The utility learns semantic space from documents stored in Bag-Of-Words input file ("-i"). Semantic space is than stored as binary ".ssp" file ("-ob") or as text file ("-ot"). Binary output can than be used as input for other utilities and text output shows most common words for each basis vector of semantic space.

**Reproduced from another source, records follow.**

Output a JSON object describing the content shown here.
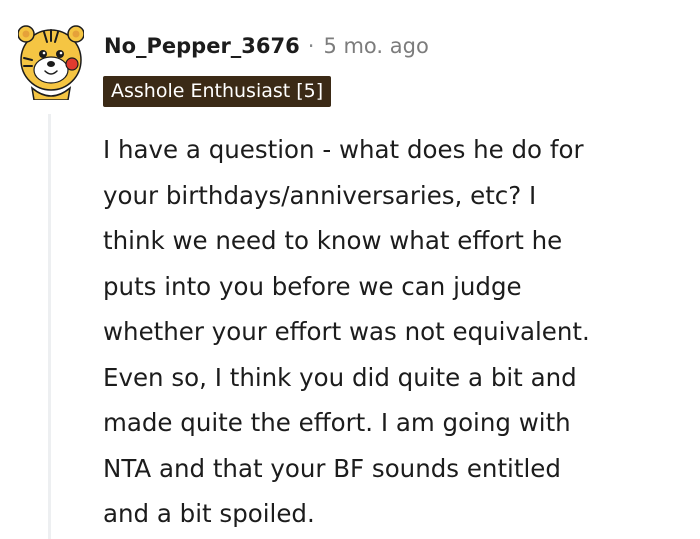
{
  "comment": {
    "username": "No_Pepper_3676",
    "separator": "·",
    "timestamp": "5 mo. ago",
    "flair": "Asshole Enthusiast [5]",
    "avatar_icon": "snoo-tiger-avatar-icon",
    "body": "I have a question - what does he do for\nyour birthdays/anniversaries, etc? I\nthink we need to know what effort he\nputs into you before we can judge\nwhether your effort was not equivalent.\nEven so, I think you did quite a bit and\nmade quite the effort. I am going with\nNTA and that your BF sounds entitled\nand a bit spoiled."
  },
  "colors": {
    "flair_background": "#3b2a16",
    "flair_text": "#ffffff",
    "thread_line": "#edeff1",
    "timestamp": "#7c7c7c"
  }
}
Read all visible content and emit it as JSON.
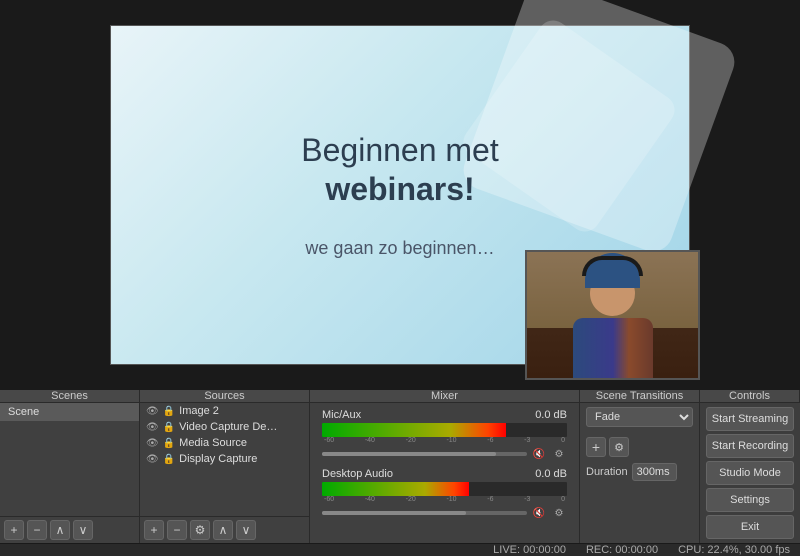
{
  "preview": {
    "slide": {
      "title_line1": "Beginnen met",
      "title_line2": "webinars!",
      "subtitle": "we gaan zo beginnen…"
    }
  },
  "panels": {
    "scenes_header": "Scenes",
    "sources_header": "Sources",
    "mixer_header": "Mixer",
    "transitions_header": "Scene Transitions",
    "controls_header": "Controls"
  },
  "scenes": {
    "items": [
      {
        "label": "Scene"
      }
    ]
  },
  "sources": {
    "items": [
      {
        "label": "Image 2"
      },
      {
        "label": "Video Capture De…"
      },
      {
        "label": "Media Source"
      },
      {
        "label": "Display Capture"
      }
    ]
  },
  "mixer": {
    "channels": [
      {
        "name": "Mic/Aux",
        "db": "0.0 dB",
        "level": 75
      },
      {
        "name": "Desktop Audio",
        "db": "0.0 dB",
        "level": 60
      }
    ],
    "db_labels": [
      "-60",
      "-40",
      "-20",
      "-10",
      "-6",
      "-3",
      "0"
    ]
  },
  "transitions": {
    "selected": "Fade",
    "duration_label": "Duration",
    "duration_value": "300ms"
  },
  "controls": {
    "buttons": [
      {
        "label": "Start Streaming"
      },
      {
        "label": "Start Recording"
      },
      {
        "label": "Studio Mode"
      },
      {
        "label": "Settings"
      },
      {
        "label": "Exit"
      }
    ]
  },
  "statusbar": {
    "live": "LIVE: 00:00:00",
    "rec": "REC: 00:00:00",
    "cpu": "CPU: 22.4%, 30.00 fps"
  }
}
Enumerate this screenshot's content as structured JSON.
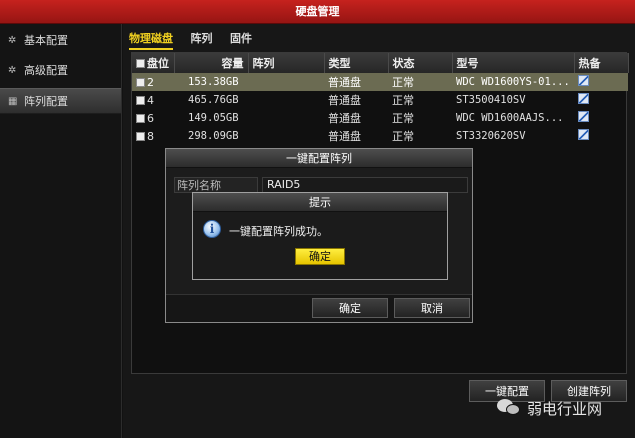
{
  "window": {
    "title": "硬盘管理"
  },
  "sidebar": {
    "items": [
      {
        "label": "基本配置",
        "icon": "gear-icon"
      },
      {
        "label": "高级配置",
        "icon": "gear-icon"
      },
      {
        "label": "阵列配置",
        "icon": "grid-icon",
        "active": true
      }
    ]
  },
  "tabs": [
    {
      "label": "物理磁盘",
      "active": true
    },
    {
      "label": "阵列"
    },
    {
      "label": "固件"
    }
  ],
  "table": {
    "headers": [
      "盘位",
      "容量",
      "阵列",
      "类型",
      "状态",
      "型号",
      "热备"
    ],
    "rows": [
      {
        "slot": "2",
        "capacity": "153.38GB",
        "array": "",
        "type": "普通盘",
        "status": "正常",
        "model": "WDC WD1600YS-01...",
        "selected": true
      },
      {
        "slot": "4",
        "capacity": "465.76GB",
        "array": "",
        "type": "普通盘",
        "status": "正常",
        "model": "ST3500410SV"
      },
      {
        "slot": "6",
        "capacity": "149.05GB",
        "array": "",
        "type": "普通盘",
        "status": "正常",
        "model": "WDC WD1600AAJS..."
      },
      {
        "slot": "8",
        "capacity": "298.09GB",
        "array": "",
        "type": "普通盘",
        "status": "正常",
        "model": "ST3320620SV"
      }
    ]
  },
  "dialog_one_key": {
    "title": "一键配置阵列",
    "field_label": "阵列名称",
    "field_value": "RAID5",
    "ok_label": "确定",
    "cancel_label": "取消"
  },
  "dialog_prompt": {
    "title": "提示",
    "message": "一键配置阵列成功。",
    "ok_label": "确定"
  },
  "bottom_buttons": {
    "one_key_label": "一键配置",
    "create_label": "创建阵列"
  },
  "watermark": {
    "text": "弱电行业网"
  },
  "colors": {
    "title_red": "#b51b18",
    "tab_accent": "#f0d020",
    "selected_row": "#6b6b52",
    "ok_yellow": "#f5dc20"
  }
}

The parameter "-t" determines which method will be used for generating
semantic space. The parameter "-dims" determines the dimensionality of
semantic space. The parameter "-reorto" is specific to LSI and deteremines
what kind of reolrtogonalization will be performed: "none" is the fastest
but also least numerical stable, "selective" is in the middle and "full" is
the slowest but most stable. When number of documents in input file is small
use "full", otherwise "selective" should work fine. Use "none" only when
time is really critical and both "full" and "selective" are not fast
enough.
usage: Bow2SemSpace.exe
-i:Input-BagOfWords-File (default:'')
-ob:Output-SemanticSpace-Binary-File (default:'')
-ot:Output-SemanticSpace-Text-File (default:'')
-t:Semantic-Space-Type (lsi, pca) (default:'lsi')
-dims:Number-Of-Space-Dimensions (default:50)
-reorto:Reortogonalization (none, selective, full) (default:'selective')
Example 1:
Bow2SemSpace.exe -i:fp6-ist.bow -ob:fp6.ssp -ot:fp6.txt -t:lsi -dims:30 -reorto:full
The above example learns semantic space with 30 dimensions from set of documents from
Bag-Of-Words file fp6-ist.bow using LSI with full reortogonalozation.